Es interesante notar que desde el punto de vista profiláctico, para ninguna otra enfermedad como para la loque americana tiene importancia no tanto la habilidad del apicultor para mantener sus colmenas fuertes y vigorosas, cuanto su capacidad para librarlas, en los limites de lo posible, mediante oportunas medidas preventivas del contagio directo o indirecto, impidiendo la aparición de las enfermedades o si ya están presentes de su difusión.

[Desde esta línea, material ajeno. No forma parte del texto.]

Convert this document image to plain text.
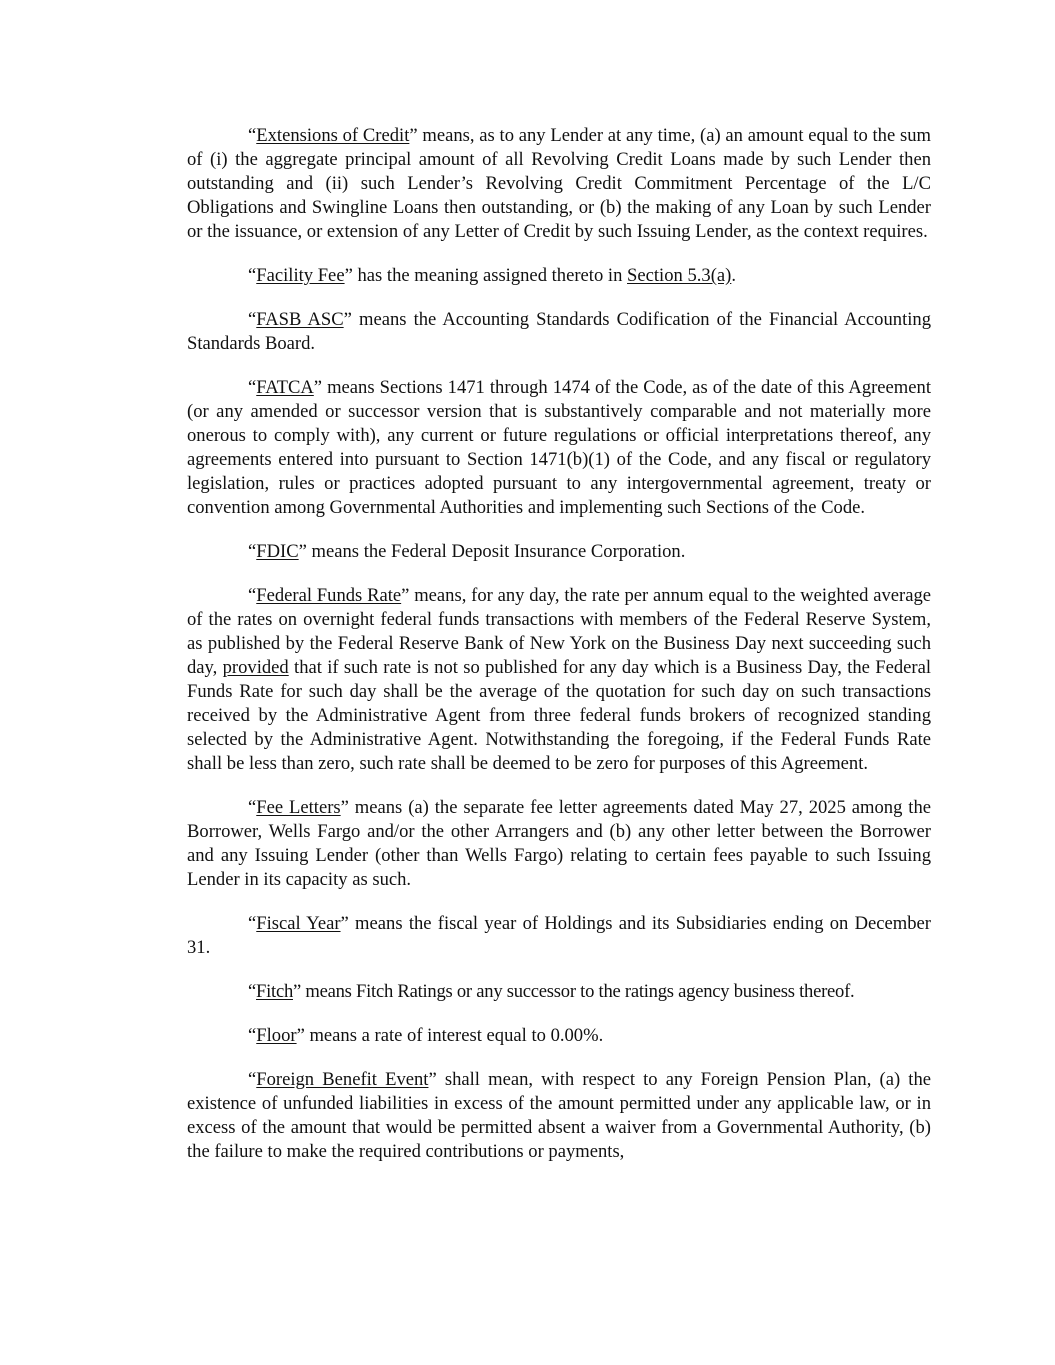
“Extensions of Credit” means, as to any Lender at any time, (a) an amount equal to the sum of (i) the aggregate principal amount of all Revolving Credit Loans made by such Lender then outstanding and (ii) such Lender’s Revolving Credit Commitment Percentage of the L/C Obligations and Swingline Loans then outstanding, or (b) the making of any Loan by such Lender or the issuance, or extension of any Letter of Credit by such Issuing Lender, as the context requires.

“Facility Fee” has the meaning assigned thereto in Section 5.3(a).

“FASB ASC” means the Accounting Standards Codification of the Financial Accounting Standards Board.

“FATCA” means Sections 1471 through 1474 of the Code, as of the date of this Agreement (or any amended or successor version that is substantively comparable and not materially more onerous to comply with), any current or future regulations or official interpretations thereof, any agreements entered into pursuant to Section 1471(b)(1) of the Code, and any fiscal or regulatory legislation, rules or practices adopted pursuant to any intergovernmental agreement, treaty or convention among Governmental Authorities and implementing such Sections of the Code.

“FDIC” means the Federal Deposit Insurance Corporation.

“Federal Funds Rate” means, for any day, the rate per annum equal to the weighted average of the rates on overnight federal funds transactions with members of the Federal Reserve System, as published by the Federal Reserve Bank of New York on the Business Day next succeeding such day, provided that if such rate is not so published for any day which is a Business Day, the Federal Funds Rate for such day shall be the average of the quotation for such day on such transactions received by the Administrative Agent from three federal funds brokers of recognized standing selected by the Administrative Agent. Notwithstanding the foregoing, if the Federal Funds Rate shall be less than zero, such rate shall be deemed to be zero for purposes of this Agreement.

“Fee Letters” means (a) the separate fee letter agreements dated May 27, 2025 among the Borrower, Wells Fargo and/or the other Arrangers and (b) any other letter between the Borrower and any Issuing Lender (other than Wells Fargo) relating to certain fees payable to such Issuing Lender in its capacity as such.

“Fiscal Year” means the fiscal year of Holdings and its Subsidiaries ending on December 31.

“Fitch” means Fitch Ratings or any successor to the ratings agency business thereof.

“Floor” means a rate of interest equal to 0.00%.

“Foreign Benefit Event” shall mean, with respect to any Foreign Pension Plan, (a) the existence of unfunded liabilities in excess of the amount permitted under any applicable law, or in excess of the amount that would be permitted absent a waiver from a Governmental Authority, (b) the failure to make the required contributions or payments,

Las opciones para el control de esta enfermedad (destrucción o tratamientos con antibióticos) dependerán de varios factores, entre otros: el momento del año en que se presenta el problema, el tamaño de los apiarios, el número de colmenas afectadas por la enfermedad, el grado de infección e las colmenas: leve, moderado o grave, el tipo de manejo de las colmenas, otras enfermedades presentes, el costo de los equipos apícolas, la infraestructura que disponga el apicultor y el país, los presupuestos destinados por los gobiernos para programas de lucha, la legislación sanitaria existente y sobre todo la colaboración de los apicultores, factor de suma importancia en cualquier programa de control de enfermedades que desee implementar sea a nivel zonal, regional o nacional. Si bien es fundamental la participación individual del apicultor, lo es mas aún su integración en grupos de productores para facilitar el manejo y control de esta enfermedad.